We know that when employees need access to internal data to help complete their tasks, many may find it tough to get what they need in terms to perform timely analytics. LakehouseIQ is said to ‘significantly enhance’ Databricks’ in-product Search function. The company says that its new search engine doesn’t just find data, it interprets, aligns and presents it in an actionable, contextual format.
LLM: No hablo jargon & acronyms
“Whether the CEO is trying to build quarterly sales forecasts or a marketer is attempting to analyze campaign performance, knowledge workers rely on a small team of over-worked data scientists and programmers to find and query the relevant data sets. This bottleneck prevents businesses from truly embracing data and AI. Large Language Models (LLMs) promised to fix this problem, but so far, the results have been disappointing,” proposes Ghodsi and team. “General purpose models don’t understand the unique language of every business: they cannot process jargon or internal acronyms; they are not trained on the company’s unique data sets; and they do not understand organizational charts or know which teams should have access to what information.”
LakehouseIQ learns from these (above-referenced business-unique) signals within an organization using schemas, documents, queries, popularity rating measures, lineage, data science notebooks (not the laptop kind) and Business intelligence (BI) dashboards to become cumulatively smarter as it answers more queries.
Because this technology understands the specifics of an organization’s own business jargon in the context of where it is used (in terms of which applications and which digital services it exists in) it can interpret the intent of the question.

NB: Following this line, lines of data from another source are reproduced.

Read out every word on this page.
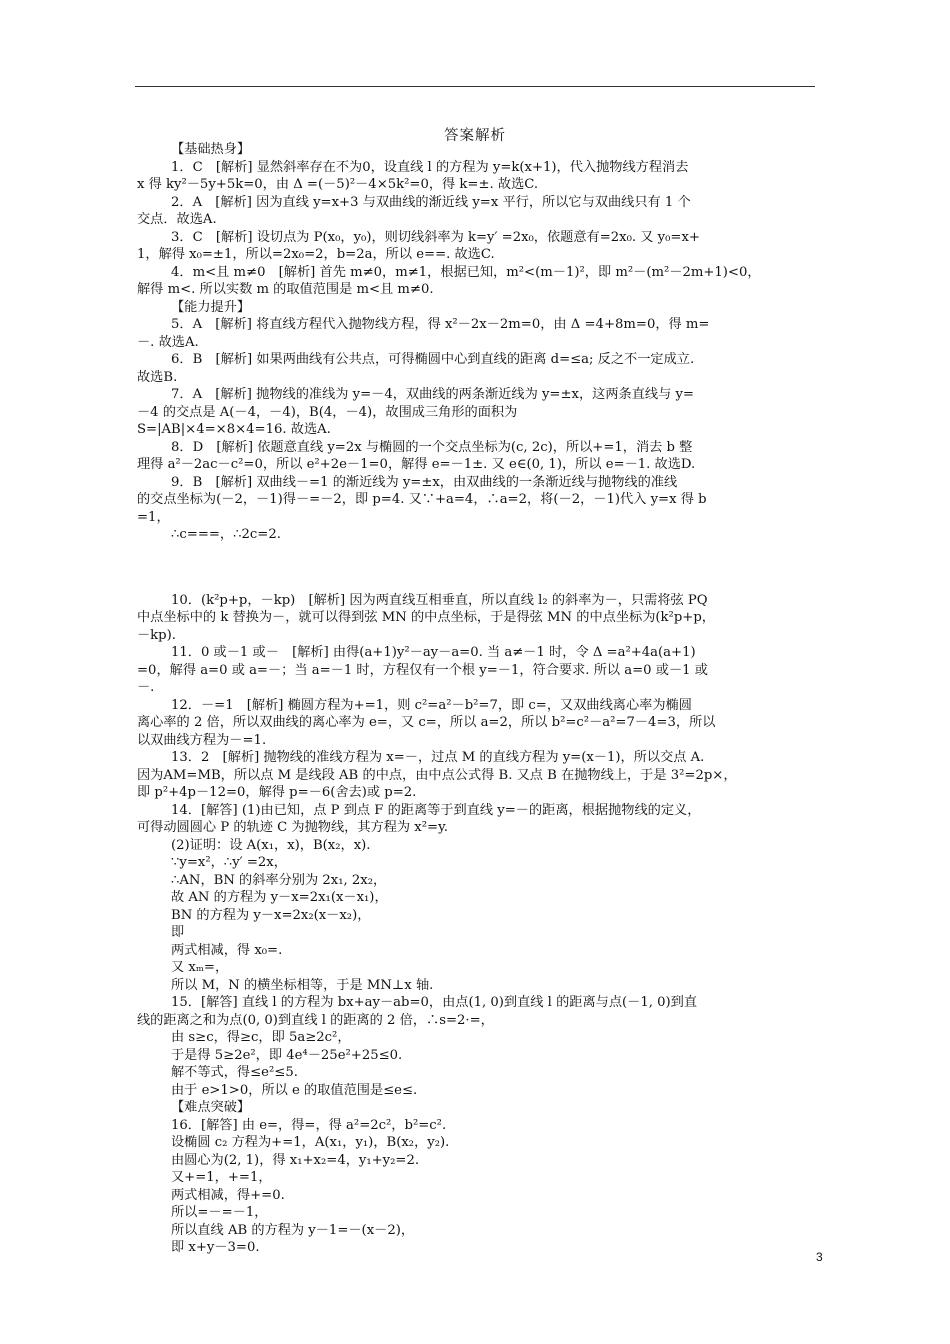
答案解析

【基础热身】

1．C　[解析] 显然斜率存在不为0，设直线 l 的方程为 y=k(x+1)，代入抛物线方程消去

x 得 ky²－5y+5k=0，由 Δ =(－5)²－4×5k²=0，得 k=±. 故选C.

2．A　[解析] 因为直线 y=x+3 与双曲线的渐近线 y=x 平行，所以它与双曲线只有 1 个

交点．故选A.

3．C　[解析] 设切点为 P(x₀，y₀)，则切线斜率为 k=y′ =2x₀，依题意有=2x₀. 又 y₀=x+

1，解得 x₀=±1，所以=2x₀=2，b=2a，所以 e==. 故选C.

4．m<且 m≠0　[解析] 首先 m≠0，m≠1，根据已知，m²<(m－1)²，即 m²－(m²－2m+1)<0，

解得 m<. 所以实数 m 的取值范围是 m<且 m≠0.

【能力提升】

5．A　[解析] 将直线方程代入抛物线方程，得 x²－2x－2m=0，由 Δ =4+8m=0，得 m=

－. 故选A.

6．B　[解析] 如果两曲线有公共点，可得椭圆中心到直线的距离 d=≤a; 反之不一定成立.

故选B.

7．A　[解析] 抛物线的准线为 y=－4，双曲线的两条渐近线为 y=±x，这两条直线与 y=

－4 的交点是 A(－4，－4)，B(4，－4)，故围成三角形的面积为

S=|AB|×4=×8×4=16. 故选A.

8．D　[解析] 依题意直线 y=2x 与椭圆的一个交点坐标为(c, 2c)，所以+=1，消去 b 整

理得 a²－2ac－c²=0，所以 e²+2e－1=0，解得 e=－1±. 又 e∈(0, 1)，所以 e=－1. 故选D.

9．B　[解析] 双曲线－=1 的渐近线为 y=±x，由双曲线的一条渐近线与抛物线的准线

的交点坐标为(－2，－1)得－=－2，即 p=4. 又∵+a=4，∴a=2，将(－2，－1)代入 y=x 得 b

=1，

∴c===，∴2c=2.

10．(k²p+p，－kp)　[解析] 因为两直线互相垂直，所以直线 l₂ 的斜率为－，只需将弦 PQ

中点坐标中的 k 替换为－，就可以得到弦 MN 的中点坐标，于是得弦 MN 的中点坐标为(k²p+p，

－kp).

11．0 或－1 或－　[解析] 由得(a+1)y²－ay－a=0. 当 a≠－1 时，令 Δ =a²+4a(a+1)

=0，解得 a=0 或 a=－；当 a=－1 时，方程仅有一个根 y=－1，符合要求. 所以 a=0 或－1 或

－.

12．－=1　[解析] 椭圆方程为+=1，则 c²=a²－b²=7，即 c=，又双曲线离心率为椭圆

离心率的 2 倍，所以双曲线的离心率为 e=，又 c=，所以 a=2，所以 b²=c²－a²=7－4=3，所以

以双曲线方程为－=1.

13．2　[解析] 抛物线的准线方程为 x=－，过点 M 的直线方程为 y=(x－1)，所以交点 A.

因为AM=MB，所以点 M 是线段 AB 的中点，由中点公式得 B. 又点 B 在抛物线上，于是 3²=2p×，

即 p²+4p－12=0，解得 p=－6(舍去)或 p=2.

14．[解答] (1)由已知，点 P 到点 F 的距离等于到直线 y=－的距离，根据抛物线的定义，

可得动圆圆心 P 的轨迹 C 为抛物线，其方程为 x²=y.

(2)证明：设 A(x₁，x)，B(x₂，x).

∵y=x²，∴y′ =2x，

∴AN，BN 的斜率分别为 2x₁, 2x₂，

故 AN 的方程为 y－x=2x₁(x－x₁)，

BN 的方程为 y－x=2x₂(x－x₂)，

即

两式相减，得 x₀=.

又 xₘ=，

所以 M，N 的横坐标相等，于是 MN⊥x 轴.

15．[解答] 直线 l 的方程为 bx+ay－ab=0，由点(1, 0)到直线 l 的距离与点(－1, 0)到直

线的距离之和为点(0, 0)到直线 l 的距离的 2 倍，∴s=2·=，

由 s≥c，得≥c，即 5a≥2c²，

于是得 5≥2e²，即 4e⁴－25e²+25≤0.

解不等式，得≤e²≤5.

由于 e>1>0，所以 e 的取值范围是≤e≤.

【难点突破】

16．[解答] 由 e=，得=，得 a²=2c²，b²=c².

设椭圆 c₂ 方程为+=1，A(x₁，y₁)，B(x₂，y₂).

由圆心为(2, 1)，得 x₁+x₂=4，y₁+y₂=2.

又+=1，+=1，

两式相减，得+=0.

所以=－=－1，

所以直线 AB 的方程为 y－1=－(x－2)，

即 x+y－3=0.

3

Databricks further claims that it is capable of generating additional insights that could spur new questions or lines of thinking. LakehouseIQ does all of the while being governed by Unity Catalog, Databricks’ own solution for unified search and governance across data, analytics and AI.

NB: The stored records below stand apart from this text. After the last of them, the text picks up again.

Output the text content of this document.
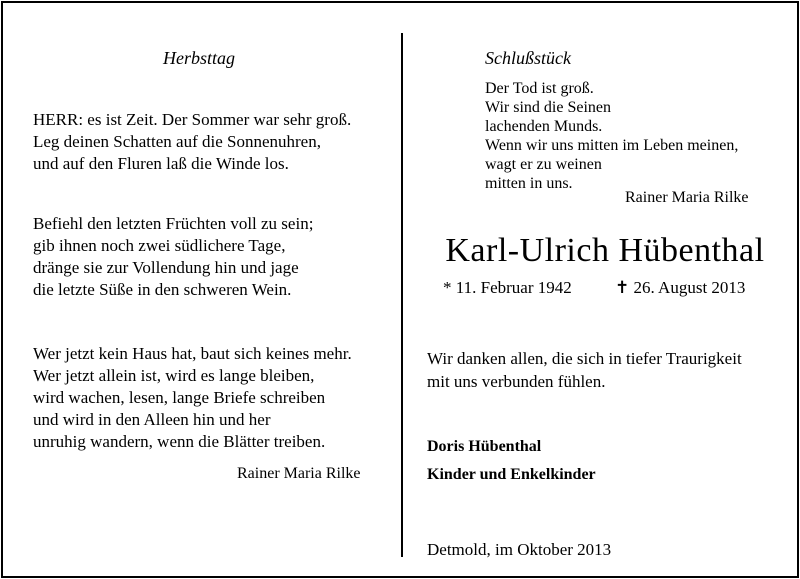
Herbsttag
HERR: es ist Zeit. Der Sommer war sehr groß.
Leg deinen Schatten auf die Sonnenuhren,
und auf den Fluren laß die Winde los.
Befiehl den letzten Früchten voll zu sein;
gib ihnen noch zwei südlichere Tage,
dränge sie zur Vollendung hin und jage
die letzte Süße in den schweren Wein.
Wer jetzt kein Haus hat, baut sich keines mehr.
Wer jetzt allein ist, wird es lange bleiben,
wird wachen, lesen, lange Briefe schreiben
und wird in den Alleen hin und her
unruhig wandern, wenn die Blätter treiben.
Rainer Maria Rilke
Schlußstück
Der Tod ist groß.
Wir sind die Seinen
lachenden Munds.
Wenn wir uns mitten im Leben meinen,
wagt er zu weinen
mitten in uns.
Rainer Maria Rilke
Karl-Ulrich Hübenthal
* 11. Februar 1942	✝ 26. August 2013
Wir danken allen, die sich in tiefer Traurigkeit
mit uns verbunden fühlen.
Doris Hübenthal
Kinder und Enkelkinder
Detmold, im Oktober 2013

“LakehouseIQ solves two of the biggest challenges that businesses face in using AI: getting employees the right data while staying compliant and keeping data private when it should be,” said CEO Ghodsi. “Organizations can be confident that their employees will only have access to the data they are authorized to use, so increasing data accessibility doesn’t increase risk. It alleviates time-strapped engineers, eases the burden of data management, and empowers employees to take advantage of the AI revolution without jeopardizing the company’s proprietary information.”
Lakehouse expansion
Databricks notes that it also continues to expand its Lakehouse Platform, recently announcing Lakehouse Apps and its Databricks Marketplace, plus a suite of data-centric AI tools for building and governing LLMs on the lakehouse.

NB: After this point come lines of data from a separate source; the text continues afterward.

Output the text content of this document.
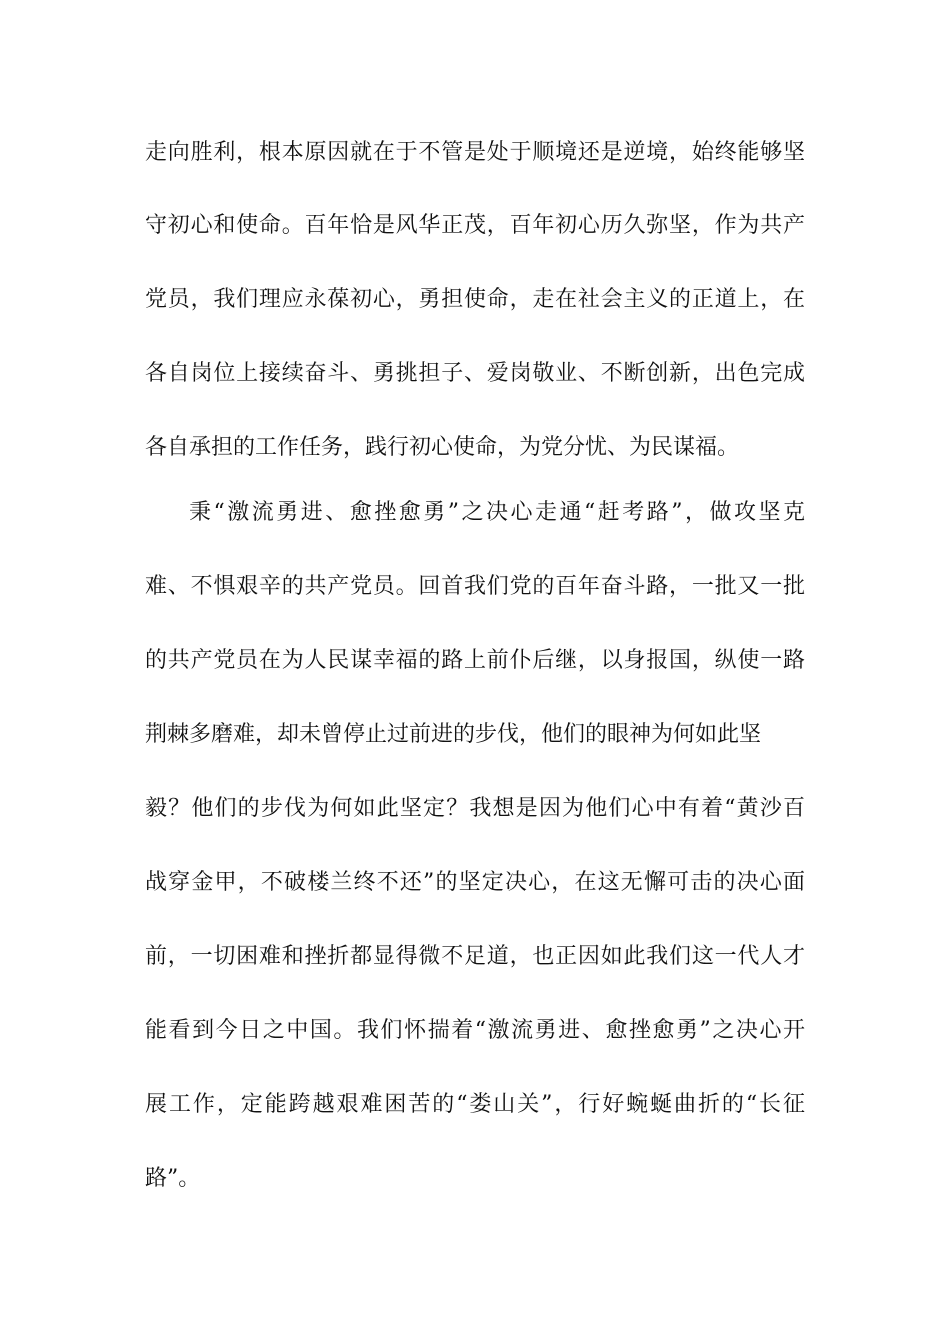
走向胜利，根本原因就在于不管是处于顺境还是逆境，始终能够坚
守初心和使命。百年恰是风华正茂，百年初心历久弥坚，作为共产
党员，我们理应永葆初心，勇担使命，走在社会主义的正道上，在
各自岗位上接续奋斗、勇挑担子、爱岗敬业、不断创新，出色完成
各自承担的工作任务，践行初心使命，为党分忧、为民谋福。
秉“激流勇进、愈挫愈勇”之决心走通“赶考路”，做攻坚克
难、不惧艰辛的共产党员。回首我们党的百年奋斗路，一批又一批
的共产党员在为人民谋幸福的路上前仆后继，以身报国，纵使一路
荆棘多磨难，却未曾停止过前进的步伐，他们的眼神为何如此坚
毅？他们的步伐为何如此坚定？我想是因为他们心中有着“黄沙百
战穿金甲，不破楼兰终不还”的坚定决心，在这无懈可击的决心面
前，一切困难和挫折都显得微不足道，也正因如此我们这一代人才
能看到今日之中国。我们怀揣着“激流勇进、愈挫愈勇”之决心开
展工作，定能跨越艰难困苦的“娄山关”，行好蜿蜒曲折的“长征
路”。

Looking at the context-based specifics of the company’s platform progression (as Databricks would surely insist that we do, based upon its adherence to context-based specifics when it comes to AI), there is a clear move here to provide organizations with some (almost simple sounding) extra tooling that in fact comes from deeply intelligent planning at the software architecture level.
As we now build the walls of digital business with AI from sources such as Databricks, we will need a new form of cemented concrete to bind AI to more carefully precision-engineered workflow tasks. Whether it’s gypsum, lime, silica, alumina and iron oxide or it is context-specific AI to surpass and augment LLM generalization, the mixer is on.